Across America, every evening as families gather for dinner or around the television to watch “American Idol” or catch up on the day’s events, they are bombarded with political ads, automatic phone calls, direct mail pieces and other political paraphernalia aimed at influencing how they will vote come Nov. 2.
With more “seats” in play than ever before and control of Congress up for grabs, this political season is among the most contentious and controversial election years in history.

Look no further for proof of this than the incredible amount of money being spent on misleading political ads by special interest groups, especially Big Oil companies, other corporate polluters and their allies. This year alone, the forces that oppose any new clean energy policies and the jobs that come with them have spent $68.5 million combined to advance their anti-clean-energy agenda and to influence the outcome of the midterm elections.

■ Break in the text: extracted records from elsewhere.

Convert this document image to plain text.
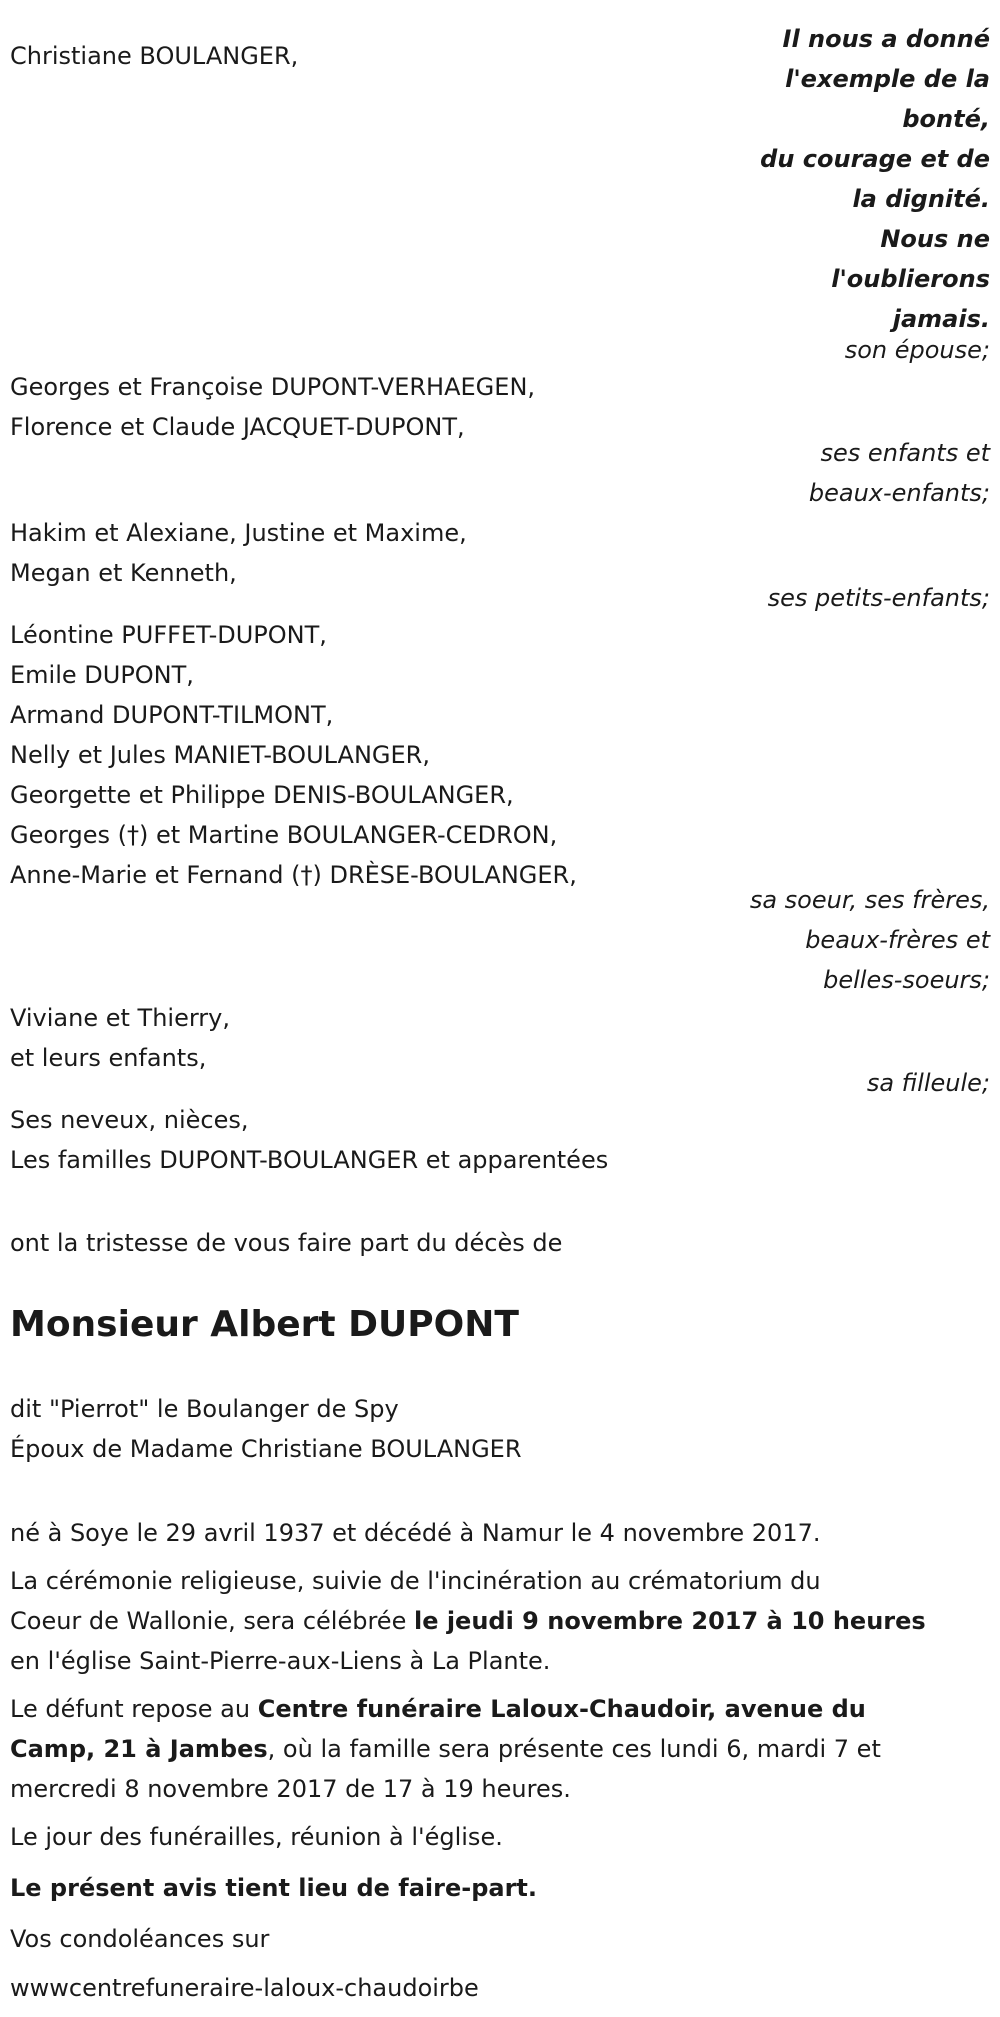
Il nous a donné
l'exemple de la
bonté,
du courage et de
la dignité.
Nous ne
l'oublierons
jamais.
Christiane BOULANGER,
son épouse;
Georges et Françoise DUPONT-VERHAEGEN,
Florence et Claude JACQUET-DUPONT,
ses enfants et
beaux-enfants;
Hakim et Alexiane, Justine et Maxime,
Megan et Kenneth,
ses petits-enfants;
Léontine PUFFET-DUPONT,
Emile DUPONT,
Armand DUPONT-TILMONT,
Nelly et Jules MANIET-BOULANGER,
Georgette et Philippe DENIS-BOULANGER,
Georges (†) et Martine BOULANGER-CEDRON,
Anne-Marie et Fernand (†) DRÈSE-BOULANGER,
sa soeur, ses frères,
beaux-frères et
belles-soeurs;
Viviane et Thierry,
et leurs enfants,
sa filleule;
Ses neveux, nièces,
Les familles DUPONT-BOULANGER et apparentées
ont la tristesse de vous faire part du décès de
Monsieur Albert DUPONT
dit "Pierrot" le Boulanger de Spy
Époux de Madame Christiane BOULANGER
né à Soye le 29 avril 1937 et décédé à Namur le 4 novembre 2017.
La cérémonie religieuse, suivie de l'incinération au crématorium du
Coeur de Wallonie, sera célébrée le jeudi 9 novembre 2017 à 10 heures
en l'église Saint-Pierre-aux-Liens à La Plante.
Le défunt repose au Centre funéraire Laloux-Chaudoir, avenue du
Camp, 21 à Jambes, où la famille sera présente ces lundi 6, mardi 7 et
mercredi 8 novembre 2017 de 17 à 19 heures.
Le jour des funérailles, réunion à l'église.
Le présent avis tient lieu de faire-part.
Vos condoléances sur
wwwcentrefuneraire-laloux-chaudoirbe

The Center for American Progress Action Fund has tried to quantify the out-of-control spending by these special interests. They analyzed spending by 13 special-interest industry groups and found that they have spent $17.3 million on energy-related television ads since the start of August 2010 on targeted races across the country. That’s a lot of political lubrication of the electoral process. You can see a detailed, interactive map that charts this spending by clicking here.
If you take a look, I doubt you’ll be surprised to learn that some of the biggest spenders on television ads aimed at preventing new clean energy policies are the usual suspects who work so hard to protect corporate profits and distort the impact of new clean energy policies that would reduce our dependence on oil and create up to 2 million new American jobs. For example, the U.S. Chamber of Commerce has spent $3.5 million since August on anti-clean energy ads. Other shadowy front groups like Crossroads GPS, which shields its donors from the public, have also joined the anti-energy army.
Keep in mind, the huge dollar figures on this report are just for television ads related to energy policy. It doesn’t even scratch the surface of what kind of special interest money is being spent on blocking progress on clean energy and climate policies. An earlier Center for American Progress Action report showed that the 20 biggest-spending oil, mining and electric utility companies spent a whopping $242 million on lobbying from January 2009 to June 2010 and related trade associations generally opposed to clean energy spent another $290 million.
Running television ads during political season and lobbying are well within the rights of these special interest groups. But for those poor families being bombarded by the ads and other communications, it’s probably useful for them to know these groups are involved and be aware of their agenda.